Add a couple of lines into the intent handling to get you to a routine that will format the mqtt request that the AWSIoT needs:
I highlighted the lines in the picture above. Now you need the code to create the mqtt request:
It just barely fit on the screen. Since you've already done this once, it should be easily recognized with the difference being the payload object and a call to updateThingShadow(). I think it's pretty intuitive what is going on here. A JSON fragment string is created with the content of the slot created above and passed off to the shadow as a 'desired' item. Now you're starting to understand why I described the operation of a 'Device Shadow' so carefully back a few posts ago <link>; the interaction of the shadow and the code on the Raspberry Pi is very important to getting this stuff working. I know how big a pain in the bottom it is to read from a post and try to type it in, so here's the code above you can copy and paste with:
function controlEastPatioLight (intent, session, callback) {
var repromptText = null;
var sessionAttributes = {};
var shouldEndSession = false;
var speechOutput = "";
var newstate = intent.slots.state.value;
//Set the light to 0 to turn it off
var payloadObj={ "state":
{ "desired":
{"eastPatioLight":newstate}
}
};
//Prepare the parameters of the update call
var paramsUpdate = {
"thingName" : config.IOT_THING_NAME,
"payload" : JSON.stringify(payloadObj)
};
//Update Device Shadow
iotData.updateThingShadow(paramsUpdate, function(err, data) {
if (err){
console.log(err, err.stack); // an error occurred
}
else {
speechOutput = "The east patio light has been turned " + newstate + "!";
console.log(data);
callback(sessionAttributes,buildSpeechletResponse(intent.name, speechOutput, repromptText, shouldEndSession));
}
});
}
var repromptText = null;
var sessionAttributes = {};
var shouldEndSession = false;
var speechOutput = "";
var newstate = intent.slots.state.value;
//Set the light to 0 to turn it off
var payloadObj={ "state":
{ "desired":
{"eastPatioLight":newstate}
}
};
//Prepare the parameters of the update call
var paramsUpdate = {
"thingName" : config.IOT_THING_NAME,
"payload" : JSON.stringify(payloadObj)
};
//Update Device Shadow
iotData.updateThingShadow(paramsUpdate, function(err, data) {
if (err){
console.log(err, err.stack); // an error occurred
}
else {
speechOutput = "The east patio light has been turned " + newstate + "!";
console.log(data);
callback(sessionAttributes,buildSpeechletResponse(intent.name, speechOutput, repromptText, shouldEndSession));
}
});
}
Be sure to change the various names to something you'll understand later.

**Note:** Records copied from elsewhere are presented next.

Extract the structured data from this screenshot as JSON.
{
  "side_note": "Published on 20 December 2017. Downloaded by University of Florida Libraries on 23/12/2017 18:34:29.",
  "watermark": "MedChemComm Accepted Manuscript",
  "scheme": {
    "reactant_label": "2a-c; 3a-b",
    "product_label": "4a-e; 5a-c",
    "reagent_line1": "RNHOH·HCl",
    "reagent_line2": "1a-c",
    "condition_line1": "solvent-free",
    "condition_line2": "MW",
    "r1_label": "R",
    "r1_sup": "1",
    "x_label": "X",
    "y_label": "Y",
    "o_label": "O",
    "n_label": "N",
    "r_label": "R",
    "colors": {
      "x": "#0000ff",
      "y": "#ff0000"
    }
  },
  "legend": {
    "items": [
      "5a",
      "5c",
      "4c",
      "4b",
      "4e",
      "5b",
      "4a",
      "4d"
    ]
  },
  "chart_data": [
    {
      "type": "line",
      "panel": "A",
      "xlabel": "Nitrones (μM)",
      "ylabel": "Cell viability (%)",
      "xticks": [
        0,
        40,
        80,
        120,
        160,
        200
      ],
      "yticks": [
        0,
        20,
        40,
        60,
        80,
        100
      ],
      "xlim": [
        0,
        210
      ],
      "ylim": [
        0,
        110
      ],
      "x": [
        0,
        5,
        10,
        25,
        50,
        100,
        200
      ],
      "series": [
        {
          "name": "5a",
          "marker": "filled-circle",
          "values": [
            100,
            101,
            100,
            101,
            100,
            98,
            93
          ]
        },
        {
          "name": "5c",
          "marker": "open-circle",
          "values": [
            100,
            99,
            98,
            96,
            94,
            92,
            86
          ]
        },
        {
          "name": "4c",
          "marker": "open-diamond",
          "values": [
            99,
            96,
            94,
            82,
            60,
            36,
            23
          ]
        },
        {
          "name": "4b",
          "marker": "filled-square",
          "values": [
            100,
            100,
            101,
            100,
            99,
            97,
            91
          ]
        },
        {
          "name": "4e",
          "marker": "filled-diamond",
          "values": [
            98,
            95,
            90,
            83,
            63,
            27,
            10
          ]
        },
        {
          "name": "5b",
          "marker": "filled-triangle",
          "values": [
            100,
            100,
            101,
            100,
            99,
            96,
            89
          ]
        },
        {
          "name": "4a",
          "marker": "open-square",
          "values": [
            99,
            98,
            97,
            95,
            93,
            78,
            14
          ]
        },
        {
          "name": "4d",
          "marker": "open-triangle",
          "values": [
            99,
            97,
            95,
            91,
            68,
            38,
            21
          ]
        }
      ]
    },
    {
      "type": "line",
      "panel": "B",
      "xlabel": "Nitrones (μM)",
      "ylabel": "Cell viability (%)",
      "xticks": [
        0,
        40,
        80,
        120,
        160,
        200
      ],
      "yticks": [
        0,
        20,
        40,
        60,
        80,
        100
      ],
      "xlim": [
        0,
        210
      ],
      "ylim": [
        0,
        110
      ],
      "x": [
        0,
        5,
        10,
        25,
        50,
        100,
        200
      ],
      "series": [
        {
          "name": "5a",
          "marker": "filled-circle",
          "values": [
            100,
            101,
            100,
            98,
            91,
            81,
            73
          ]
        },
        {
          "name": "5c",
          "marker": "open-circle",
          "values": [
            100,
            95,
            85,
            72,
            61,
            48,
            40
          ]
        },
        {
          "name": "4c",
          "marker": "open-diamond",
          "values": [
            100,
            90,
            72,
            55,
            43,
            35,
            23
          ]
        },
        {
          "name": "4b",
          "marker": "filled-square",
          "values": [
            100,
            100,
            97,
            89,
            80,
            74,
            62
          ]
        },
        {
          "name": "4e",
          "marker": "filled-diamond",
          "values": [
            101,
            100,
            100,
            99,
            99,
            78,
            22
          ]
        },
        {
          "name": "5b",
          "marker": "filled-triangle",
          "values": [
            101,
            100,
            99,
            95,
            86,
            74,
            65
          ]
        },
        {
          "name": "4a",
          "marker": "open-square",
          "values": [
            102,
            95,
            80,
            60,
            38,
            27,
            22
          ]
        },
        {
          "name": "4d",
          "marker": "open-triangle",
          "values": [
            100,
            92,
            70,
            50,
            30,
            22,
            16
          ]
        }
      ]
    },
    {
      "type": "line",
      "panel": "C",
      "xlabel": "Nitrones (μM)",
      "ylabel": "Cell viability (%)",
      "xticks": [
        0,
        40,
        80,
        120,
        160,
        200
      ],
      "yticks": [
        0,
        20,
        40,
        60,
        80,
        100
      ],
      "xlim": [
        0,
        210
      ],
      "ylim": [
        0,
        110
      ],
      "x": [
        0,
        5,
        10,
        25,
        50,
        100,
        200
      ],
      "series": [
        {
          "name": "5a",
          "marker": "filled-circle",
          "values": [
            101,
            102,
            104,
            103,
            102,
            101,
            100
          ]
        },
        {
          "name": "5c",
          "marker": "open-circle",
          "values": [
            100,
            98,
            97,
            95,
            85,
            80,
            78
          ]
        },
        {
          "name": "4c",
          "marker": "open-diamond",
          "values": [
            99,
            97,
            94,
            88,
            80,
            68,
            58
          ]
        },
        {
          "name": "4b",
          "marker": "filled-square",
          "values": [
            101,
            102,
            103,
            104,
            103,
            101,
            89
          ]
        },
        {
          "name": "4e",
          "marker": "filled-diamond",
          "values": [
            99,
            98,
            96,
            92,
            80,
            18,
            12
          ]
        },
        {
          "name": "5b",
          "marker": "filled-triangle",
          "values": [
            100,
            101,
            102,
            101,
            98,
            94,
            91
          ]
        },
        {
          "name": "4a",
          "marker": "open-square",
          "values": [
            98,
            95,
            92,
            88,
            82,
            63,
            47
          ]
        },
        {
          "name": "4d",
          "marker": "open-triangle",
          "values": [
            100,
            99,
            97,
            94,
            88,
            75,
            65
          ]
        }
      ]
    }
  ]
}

Once again, we don't actually send a command to the Pi to change something, we send a desire. That desire is pulled off the mqtt queue and used to do the actual change, then we publish back the new state. But, if you get confused, go back and read the explanation I linked to in the last paragraph.
That's it for right now, the next post has a bunch of code in it for the raspberry pi to get the desire and do something about it. It's going to get confusing to both read and for me to write, so next post.
Have fun, and feel free to work ahead, you can actually see the desire created and sent over in AWSIot if you want to.